Four Things Economic Experts Don't Tell You

by metatron 1 Replies latest jw friends

  • metatron
    metatron

    I'm just astounded at how 'experts' ignore all sorts of simple facts in their comments and predictions. As this applies especially to the current economic crisis, I offer three thoughts.

    Deficit budgets aren't balanced at zero. Well, not in real dollars, anyway. Dropping a government budget to a zero deficit would be deflationary since there is always a certain percentage of inflation. So, in real dollars, the budget needs to be balanced with a small deficit that matches the inflation rate ( to be neutral). Not even Senators seem to understand this.

    America gets away with debt because of its size and liquidity in markets. It's amazing just how much money foreigners keep dropping into US markets and Treasury bills. In part, this is because we have a large enough market to dump large sums into, together with good liquidity. Also, nations end up with huge piles of dollars they have to do something with ( from selling us oil, etc.) and so they get stuck putting it back into US investments. What a neat deal for us! Who knows how long this craziness will go on?

    We have the demographic issue. The US has large numbers of young workers while Europe and Japan are aging rapidly. Japan actually lost net workers last year. How can huge debts ever be paid off if the population is old - and in need of more and more services from governments? Like healthcare? Recent events exposed the fact that many European banks are far more leveraged than those in the US. Result: The US is in awful shape and most everyone else is worse! Russia may be losing close to a million people a year in net deaths over births. Australia should do well with their birthrate and feeding commodities to China for many years to come.

    Canceling debt is deflationary. Experts seem to miss this point. If I owe a bank a million bucks and never pay any of it back, I Have just pulled a million bucks out of the money supply. It's gone. Poof! And you wonder why everything financial is going down? The air is being let out of the balloon and governments are looking for ways to re-inflate economies while consumers reduce borrowing. You may see large government work programs to try to get things pumped up again.

    metatron

  • quietlyleaving
    quietlyleaving

    an interesting article I was reading today

    http://www.businessspectator.com.au/bs.nsf/Article/Asias-revenge-K8TBB?OpenDocument&src=sph

    Between January 2000 and April 2007, the stock of global foreign currency reserves rose by $5,200 billion. Thus three-quarters of all the foreign currency reserves accumulated since the beginning of time have been piled up in this decade. Inevitably, a high proportion – probably close to two-thirds – of these sums were placed in dollars, thereby supporting the US currency and financing US external deficits.

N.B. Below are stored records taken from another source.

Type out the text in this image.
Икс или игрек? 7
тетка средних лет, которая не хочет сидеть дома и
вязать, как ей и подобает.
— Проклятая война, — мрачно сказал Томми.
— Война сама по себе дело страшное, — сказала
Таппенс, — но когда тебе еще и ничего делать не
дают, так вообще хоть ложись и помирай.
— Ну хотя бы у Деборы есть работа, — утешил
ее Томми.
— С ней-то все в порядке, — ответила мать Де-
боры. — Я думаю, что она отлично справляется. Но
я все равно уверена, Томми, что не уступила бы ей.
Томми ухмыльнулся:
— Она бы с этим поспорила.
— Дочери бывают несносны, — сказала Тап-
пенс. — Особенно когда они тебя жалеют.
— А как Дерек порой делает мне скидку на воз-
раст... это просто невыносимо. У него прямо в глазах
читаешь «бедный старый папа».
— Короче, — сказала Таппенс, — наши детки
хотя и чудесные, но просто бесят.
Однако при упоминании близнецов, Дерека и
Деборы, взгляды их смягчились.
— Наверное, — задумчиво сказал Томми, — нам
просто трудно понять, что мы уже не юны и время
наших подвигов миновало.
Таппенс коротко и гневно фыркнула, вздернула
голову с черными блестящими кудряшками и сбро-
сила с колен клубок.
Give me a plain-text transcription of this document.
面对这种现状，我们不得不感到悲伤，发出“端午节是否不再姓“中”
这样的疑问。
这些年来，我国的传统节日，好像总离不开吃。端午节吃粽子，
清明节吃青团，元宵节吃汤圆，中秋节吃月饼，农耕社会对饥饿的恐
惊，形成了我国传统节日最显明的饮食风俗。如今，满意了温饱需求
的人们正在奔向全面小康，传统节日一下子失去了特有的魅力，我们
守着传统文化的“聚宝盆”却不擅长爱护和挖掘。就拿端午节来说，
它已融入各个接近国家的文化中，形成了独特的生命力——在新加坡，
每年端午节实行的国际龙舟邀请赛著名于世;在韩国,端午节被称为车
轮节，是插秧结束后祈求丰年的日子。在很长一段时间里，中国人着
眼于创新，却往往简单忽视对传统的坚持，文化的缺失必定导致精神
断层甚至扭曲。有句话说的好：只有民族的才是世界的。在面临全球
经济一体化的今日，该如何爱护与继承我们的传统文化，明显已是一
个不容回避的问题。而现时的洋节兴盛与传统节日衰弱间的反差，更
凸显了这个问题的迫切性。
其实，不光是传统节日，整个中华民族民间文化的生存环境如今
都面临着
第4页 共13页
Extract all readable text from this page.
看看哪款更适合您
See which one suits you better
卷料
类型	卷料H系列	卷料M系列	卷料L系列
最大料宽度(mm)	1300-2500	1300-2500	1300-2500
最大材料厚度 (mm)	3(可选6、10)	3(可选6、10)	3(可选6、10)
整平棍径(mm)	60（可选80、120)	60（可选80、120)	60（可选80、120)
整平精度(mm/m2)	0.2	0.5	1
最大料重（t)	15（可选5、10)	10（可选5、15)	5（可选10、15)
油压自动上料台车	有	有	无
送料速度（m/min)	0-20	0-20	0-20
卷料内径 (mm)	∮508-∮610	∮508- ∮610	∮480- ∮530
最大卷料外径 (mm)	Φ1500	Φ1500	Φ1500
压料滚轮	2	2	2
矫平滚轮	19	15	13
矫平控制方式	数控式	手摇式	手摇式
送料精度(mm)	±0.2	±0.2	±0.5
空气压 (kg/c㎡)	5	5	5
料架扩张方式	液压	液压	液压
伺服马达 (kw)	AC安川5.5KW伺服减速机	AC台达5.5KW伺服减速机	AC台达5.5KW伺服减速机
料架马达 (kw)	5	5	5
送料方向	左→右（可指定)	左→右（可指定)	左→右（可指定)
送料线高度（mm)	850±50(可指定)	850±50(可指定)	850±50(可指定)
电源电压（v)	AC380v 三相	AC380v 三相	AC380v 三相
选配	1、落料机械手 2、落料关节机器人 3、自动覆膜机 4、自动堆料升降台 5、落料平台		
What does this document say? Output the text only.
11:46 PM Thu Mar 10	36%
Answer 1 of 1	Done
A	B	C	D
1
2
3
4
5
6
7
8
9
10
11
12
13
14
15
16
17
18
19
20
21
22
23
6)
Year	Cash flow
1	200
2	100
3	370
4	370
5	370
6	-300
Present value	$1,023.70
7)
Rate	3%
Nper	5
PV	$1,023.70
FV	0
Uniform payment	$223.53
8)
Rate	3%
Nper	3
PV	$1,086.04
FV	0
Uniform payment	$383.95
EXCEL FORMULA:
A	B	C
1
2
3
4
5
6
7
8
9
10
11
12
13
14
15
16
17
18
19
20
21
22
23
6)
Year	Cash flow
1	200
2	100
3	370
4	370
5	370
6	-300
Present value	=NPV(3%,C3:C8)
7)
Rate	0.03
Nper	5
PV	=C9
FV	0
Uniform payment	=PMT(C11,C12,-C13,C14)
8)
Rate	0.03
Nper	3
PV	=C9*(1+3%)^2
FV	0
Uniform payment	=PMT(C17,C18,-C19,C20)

    The savings glut had another dimension, related to a second financial shock – the bursting of the dotcom bubble in 2000. One consequence was the move of the corporate sectors of most high-income countries into financial surplus. In other words, their retained earnings came to exceed their investments. Instead of borrowing from banks and other suppliers of capital, non-financial corporations became providers of finance.

    In this world of massive savings surpluses in a range of important countries and weak demand for capital from non-financial corporations, central banks ran easy monetary policies. They did so because they feared the possibility of a shift into deflation. The Fed, in particular, found itself having to offset the contractionary effects of the vast flow of private and, above all, public capital into the US.

    A simple way of thinking about what has happened to the global economy in the 2000s is that high-income countries with elastic credit systems and households willing to take on rising debt levels offset the massive surplus savings in the rest of the world. The lax monetary policies facilitated this excess spending, while the housing bubble was the vehicle through which it worked.

    and the way out

    So among the most important tasks ahead is to create a system of global finance that allows a more balanced world economy, with excess savings being turned into either high-return investment or consumption by the world’s poor, including in capital- exporting countries such as China. A part of the answer will be the development of local-currency finance in emerging economies, which would make it easier for them to run current account deficits than proved to be the case in the past three decades.

    It is essential in any case for countries in a position to do so to expand domestic demand vigorously. Only in this way can the recessionary impulse coming from the corrections in the debt-laden countries be offset.

    Yet there is a still bigger challenge ahead. The crisis demonstrates that the world has been unable to combine liberalised capital markets with a reasonable degree of financial stability. A particular problem has been the tendency for large net capital flows and associated current account and domestic financial balances to generate huge crises. This is the biggest of them all.

    Lessons must be learnt. But those should not just be about the regulation of the financial sector. Nor should they be only about monetary policy. They must be about how liberalised finance can be made to support the global economy rather than destabilise it.

    This is no little local difficulty. It raises the deepest questions about the way forward for our integrated world economy. The learning must start now.